Vietnam or Thailand ? Vote for the TOP Country of the Week !


I then left the Nosnibors, took a lodging in the town, and became melancholy to my heart's content. Arowhena and I used to see each other sometimes, for I had taken to going regularly to the Musical Banks, but Mrs. Nosnibor and Zulora both treated me with considerable coldness. I felt sure that they suspected me.

The time had now arrived, and I arranged with the maid that I should be admitted by a private door into Mr. Nosnibor's garden at about dusk on the following evening. I came at the appointed time; the girl let me into the garden and bade me wait in a secluded alley until Arowhena should come.

Already I had removed the wrappings and freed Arowhena; but I soon covered her up with them again, for it was already very cold, and she was half stupefied with the strangeness of her position. And now began a time, dream-like and delirious, of which I do not suppose that I shall ever recover a distinct recollection.

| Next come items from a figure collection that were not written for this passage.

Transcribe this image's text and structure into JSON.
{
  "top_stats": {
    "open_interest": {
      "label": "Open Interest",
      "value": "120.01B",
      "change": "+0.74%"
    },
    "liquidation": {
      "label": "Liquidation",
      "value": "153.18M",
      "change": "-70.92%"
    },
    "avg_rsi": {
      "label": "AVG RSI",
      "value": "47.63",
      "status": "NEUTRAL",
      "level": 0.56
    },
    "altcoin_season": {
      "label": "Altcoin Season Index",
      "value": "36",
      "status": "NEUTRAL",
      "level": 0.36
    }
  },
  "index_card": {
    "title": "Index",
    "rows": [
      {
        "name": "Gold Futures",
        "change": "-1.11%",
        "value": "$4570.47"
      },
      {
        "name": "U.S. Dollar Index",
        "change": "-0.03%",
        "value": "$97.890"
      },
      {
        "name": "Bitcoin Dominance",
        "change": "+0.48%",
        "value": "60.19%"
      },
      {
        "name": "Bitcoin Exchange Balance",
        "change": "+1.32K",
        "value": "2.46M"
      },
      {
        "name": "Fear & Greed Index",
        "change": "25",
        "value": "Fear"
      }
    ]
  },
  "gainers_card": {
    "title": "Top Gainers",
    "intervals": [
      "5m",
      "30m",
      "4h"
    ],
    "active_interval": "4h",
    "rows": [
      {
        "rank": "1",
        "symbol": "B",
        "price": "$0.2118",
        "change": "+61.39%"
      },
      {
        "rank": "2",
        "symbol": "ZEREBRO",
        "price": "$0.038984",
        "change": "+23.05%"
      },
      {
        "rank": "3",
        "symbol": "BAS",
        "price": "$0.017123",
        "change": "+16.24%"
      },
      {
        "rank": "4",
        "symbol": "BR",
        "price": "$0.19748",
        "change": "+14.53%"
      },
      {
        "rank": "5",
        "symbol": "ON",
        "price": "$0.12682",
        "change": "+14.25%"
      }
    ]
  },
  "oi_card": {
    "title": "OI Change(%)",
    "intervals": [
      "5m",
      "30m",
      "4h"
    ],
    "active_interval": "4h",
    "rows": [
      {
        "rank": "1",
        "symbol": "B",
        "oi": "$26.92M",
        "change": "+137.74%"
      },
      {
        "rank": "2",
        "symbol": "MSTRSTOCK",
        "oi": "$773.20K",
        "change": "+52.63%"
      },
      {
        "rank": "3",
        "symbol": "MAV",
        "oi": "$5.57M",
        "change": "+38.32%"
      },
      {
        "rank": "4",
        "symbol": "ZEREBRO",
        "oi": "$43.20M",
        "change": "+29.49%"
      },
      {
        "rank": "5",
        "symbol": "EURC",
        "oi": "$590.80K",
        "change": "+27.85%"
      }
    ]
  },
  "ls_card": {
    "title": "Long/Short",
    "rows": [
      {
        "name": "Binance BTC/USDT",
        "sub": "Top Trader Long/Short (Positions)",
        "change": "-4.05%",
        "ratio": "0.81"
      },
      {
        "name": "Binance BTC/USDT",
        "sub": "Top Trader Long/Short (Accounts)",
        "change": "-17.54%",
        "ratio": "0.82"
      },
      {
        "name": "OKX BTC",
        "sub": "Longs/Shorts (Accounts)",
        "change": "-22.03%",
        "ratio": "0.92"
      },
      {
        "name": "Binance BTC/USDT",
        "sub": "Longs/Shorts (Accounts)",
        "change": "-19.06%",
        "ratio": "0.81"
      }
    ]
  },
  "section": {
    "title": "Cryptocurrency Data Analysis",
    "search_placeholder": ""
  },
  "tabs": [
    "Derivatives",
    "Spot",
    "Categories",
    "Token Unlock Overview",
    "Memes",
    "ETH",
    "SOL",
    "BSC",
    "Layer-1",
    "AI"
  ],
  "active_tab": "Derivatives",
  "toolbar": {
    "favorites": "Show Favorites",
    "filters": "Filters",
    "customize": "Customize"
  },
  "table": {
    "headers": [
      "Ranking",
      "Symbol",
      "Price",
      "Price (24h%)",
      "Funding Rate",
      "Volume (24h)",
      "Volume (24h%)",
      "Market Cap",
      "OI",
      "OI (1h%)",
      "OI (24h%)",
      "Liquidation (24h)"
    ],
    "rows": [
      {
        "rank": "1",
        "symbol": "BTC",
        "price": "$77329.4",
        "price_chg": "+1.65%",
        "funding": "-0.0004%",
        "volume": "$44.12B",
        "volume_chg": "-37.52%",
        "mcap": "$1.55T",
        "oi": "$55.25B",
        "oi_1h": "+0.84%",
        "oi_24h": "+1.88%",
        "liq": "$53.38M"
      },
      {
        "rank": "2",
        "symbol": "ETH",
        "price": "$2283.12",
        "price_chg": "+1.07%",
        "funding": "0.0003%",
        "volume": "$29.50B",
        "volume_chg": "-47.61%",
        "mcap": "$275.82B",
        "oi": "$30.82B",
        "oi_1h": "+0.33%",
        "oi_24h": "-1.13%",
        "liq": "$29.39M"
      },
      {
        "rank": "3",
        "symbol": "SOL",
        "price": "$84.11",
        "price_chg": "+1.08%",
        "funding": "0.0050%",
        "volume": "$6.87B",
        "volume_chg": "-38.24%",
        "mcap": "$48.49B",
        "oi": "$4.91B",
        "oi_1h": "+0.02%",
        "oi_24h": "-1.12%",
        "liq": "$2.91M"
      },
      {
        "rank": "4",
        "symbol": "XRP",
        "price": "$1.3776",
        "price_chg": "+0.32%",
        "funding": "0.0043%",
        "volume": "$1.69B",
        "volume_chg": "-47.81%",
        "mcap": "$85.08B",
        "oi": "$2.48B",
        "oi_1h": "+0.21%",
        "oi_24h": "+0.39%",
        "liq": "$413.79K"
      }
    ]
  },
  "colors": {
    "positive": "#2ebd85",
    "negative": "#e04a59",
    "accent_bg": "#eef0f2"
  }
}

Besides, I did not know the geography of the country, and even were I to try and find my way back, I should be discovered long before I had reached the pass over which I had come. How then could I hope to be able to take Arowhena with me? For days and days I turned these difficulties over in my mind, and at last hit upon as wild a plan as was ever suggested by extremity.

Upon his asking me to name some of our most advanced machines, I did not dare to tell him of our steam-engines and railroads and electric telegraphs, and was puzzling my brains to think what I could say, when, of all things in the world, balloons suggested themselves, and I gave him an account of a very remarkable ascent which was made some years ago. To return, however, to Arowhena.

I gave the preference almost at once to the younger, whose name was Arowhena; for the elder sister was haughty, while the younger had a very winning manner. Mrs. Nosnibor received me with the perfection of courtesy, so that I must have indeed been shy and nervous if I had not at once felt welcome.

During all this time both Arowhena and myself had been dreaming, and drifting towards an avowed attachment, but had not dared to face the real difficulties of the position. Gradually, however, matters came to a crisis in spite of ourselves, and we got to see the true state of the case, all too clearly.

There is no talisman in the word "parent" which can generate miracles of affection, and I can well believe that my own child might find it less of a calamity to lose both Arowhena and myself when he is six years old, than to find us again when he is sixty a sentence which I would not pen did I not feel that by doing so I was giving him something like a hostage, or at any rate putting a weapon into his hands against me, should my selfishness exceed reasonable limits.

I had now been a visitor with the Nosnibors for some five or six months, and though I had frequently proposed to leave them and take apartments of my own, they would not hear of my doing so. I suppose they thought I should be more likely to fall in love with Zulora if I remained, but it was my affection for Arowhena that kept me.

The line that thus suggested itself was that there had been ten or twelve others in the balloon, that I was an English Milord, and Arowhena a Russian Countess; that all the others had been drowned, and that the despatches which we had carried were lost.